Dans un banquet commémoratif de la révolution de Février, un toast a été porté au
dieu Pan, oui, au dieu Pan, par un de ces jeunes gens qu’on peut qualifier d’instruits
et d’intelligents.
— Mais, lui disais-je, qu’est-ce que le dieu Pan a de commun avec la révolution ?
— Comment donc ? répondait-il ; mais c’est le dieu Pan qui fait la révolution. Il est
la révolution.
— D’ailleurs, n’est-il pas mort depuis longtemps ? Je croyais qu’on avait entendu
planer une grande voix au dessus de la Méditerranée, et que cette voix
mystérieuse, qui roulait depuis les colonnes d’Hercule jusqu’aux rivages asiatiques,
avait dit au vieux monde : Le dieu Pan est mort !

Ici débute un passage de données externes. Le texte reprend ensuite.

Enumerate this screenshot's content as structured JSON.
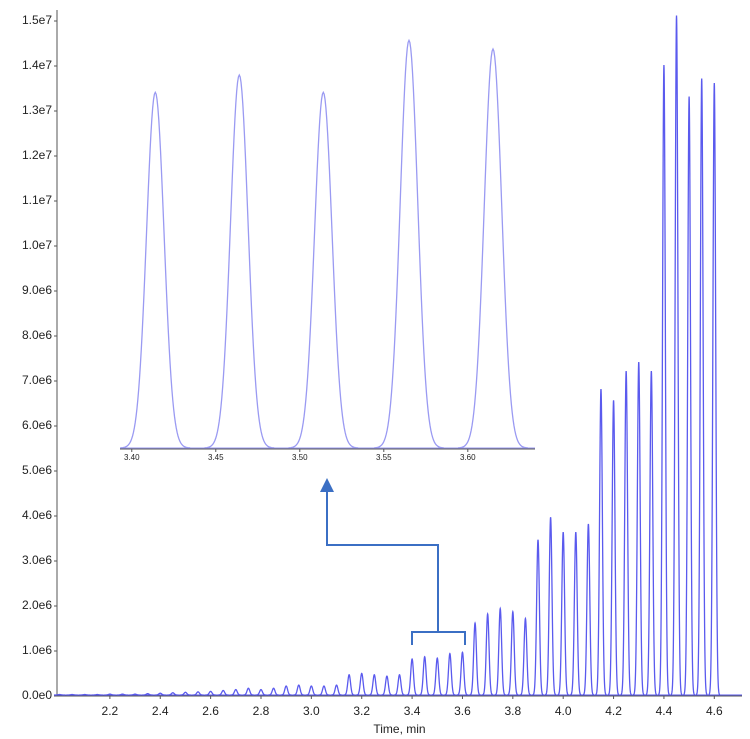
{
  "chart_data": [
    {
      "type": "peaks",
      "x_label": "Time, min",
      "color": "#5a5aee",
      "xlim": [
        1.99,
        4.71
      ],
      "ylim": [
        0,
        15200000
      ],
      "xticks": [
        2.2,
        2.4,
        2.6,
        2.8,
        {
          "value": 3.0,
          "label": "3.0"
        },
        3.2,
        3.4,
        3.6,
        3.8,
        {
          "value": 4.0,
          "label": "4.0"
        },
        4.2,
        4.4,
        4.6
      ],
      "yticks": [
        {
          "value": 0,
          "label": "0.0e0"
        },
        {
          "value": 1000000,
          "label": "1.0e6"
        },
        {
          "value": 2000000,
          "label": "2.0e6"
        },
        {
          "value": 3000000,
          "label": "3.0e6"
        },
        {
          "value": 4000000,
          "label": "4.0e6"
        },
        {
          "value": 5000000,
          "label": "5.0e6"
        },
        {
          "value": 6000000,
          "label": "6.0e6"
        },
        {
          "value": 7000000,
          "label": "7.0e6"
        },
        {
          "value": 8000000,
          "label": "8.0e6"
        },
        {
          "value": 9000000,
          "label": "9.0e6"
        },
        {
          "value": 10000000,
          "label": "1.0e7"
        },
        {
          "value": 11000000,
          "label": "1.1e7"
        },
        {
          "value": 12000000,
          "label": "1.2e7"
        },
        {
          "value": 13000000,
          "label": "1.3e7"
        },
        {
          "value": 14000000,
          "label": "1.4e7"
        },
        {
          "value": 15000000,
          "label": "1.5e7"
        }
      ],
      "x": [
        2.0,
        2.05,
        2.1,
        2.15,
        2.2,
        2.25,
        2.3,
        2.35,
        2.4,
        2.45,
        2.5,
        2.55,
        2.6,
        2.65,
        2.7,
        2.75,
        2.8,
        2.85,
        2.9,
        2.95,
        3.0,
        3.05,
        3.1,
        3.15,
        3.2,
        3.25,
        3.3,
        3.35,
        3.4,
        3.45,
        3.5,
        3.55,
        3.6,
        3.65,
        3.7,
        3.75,
        3.8,
        3.85,
        3.9,
        3.95,
        4.0,
        4.05,
        4.1,
        4.15,
        4.2,
        4.25,
        4.3,
        4.35,
        4.4,
        4.45,
        4.5,
        4.55,
        4.6
      ],
      "values": [
        10000,
        10000,
        10000,
        10000,
        20000,
        20000,
        20000,
        30000,
        40000,
        50000,
        60000,
        70000,
        80000,
        100000,
        120000,
        150000,
        120000,
        150000,
        200000,
        220000,
        200000,
        200000,
        220000,
        450000,
        480000,
        450000,
        420000,
        450000,
        800000,
        850000,
        820000,
        920000,
        950000,
        1600000,
        1800000,
        1920000,
        1850000,
        1700000,
        3450000,
        3950000,
        3620000,
        3620000,
        3800000,
        6800000,
        6550000,
        7200000,
        7400000,
        7200000,
        14000000,
        15100000,
        13300000,
        13700000,
        13600000
      ]
    },
    {
      "type": "peaks",
      "color": "#9a9af2",
      "xlim": [
        3.393,
        3.64
      ],
      "ylim": [
        0,
        950000
      ],
      "xticks": [
        {
          "value": 3.4,
          "label": "3.40"
        },
        3.45,
        {
          "value": 3.5,
          "label": "3.50"
        },
        3.55,
        {
          "value": 3.6,
          "label": "3.60"
        }
      ],
      "x": [
        3.414,
        3.464,
        3.514,
        3.565,
        3.615
      ],
      "values": [
        820000,
        860000,
        820000,
        940000,
        920000
      ]
    }
  ]
}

— C’est un bruit qu’on fait courir. Ce sont de mauvaises langues ; mais il n’en est
rien. Non, le dieu Pan n’est pas mort ! le dieu Pan vit encore, reprit-il en levant les
yeux au ciel avec un attendrissement fort bizarre… Il va revenir.
Il parlait du dieu Pan comme du prisonnier de Sainte-Hélène.
— Eh quoi, lui dis-je, seriez-vous donc païen ?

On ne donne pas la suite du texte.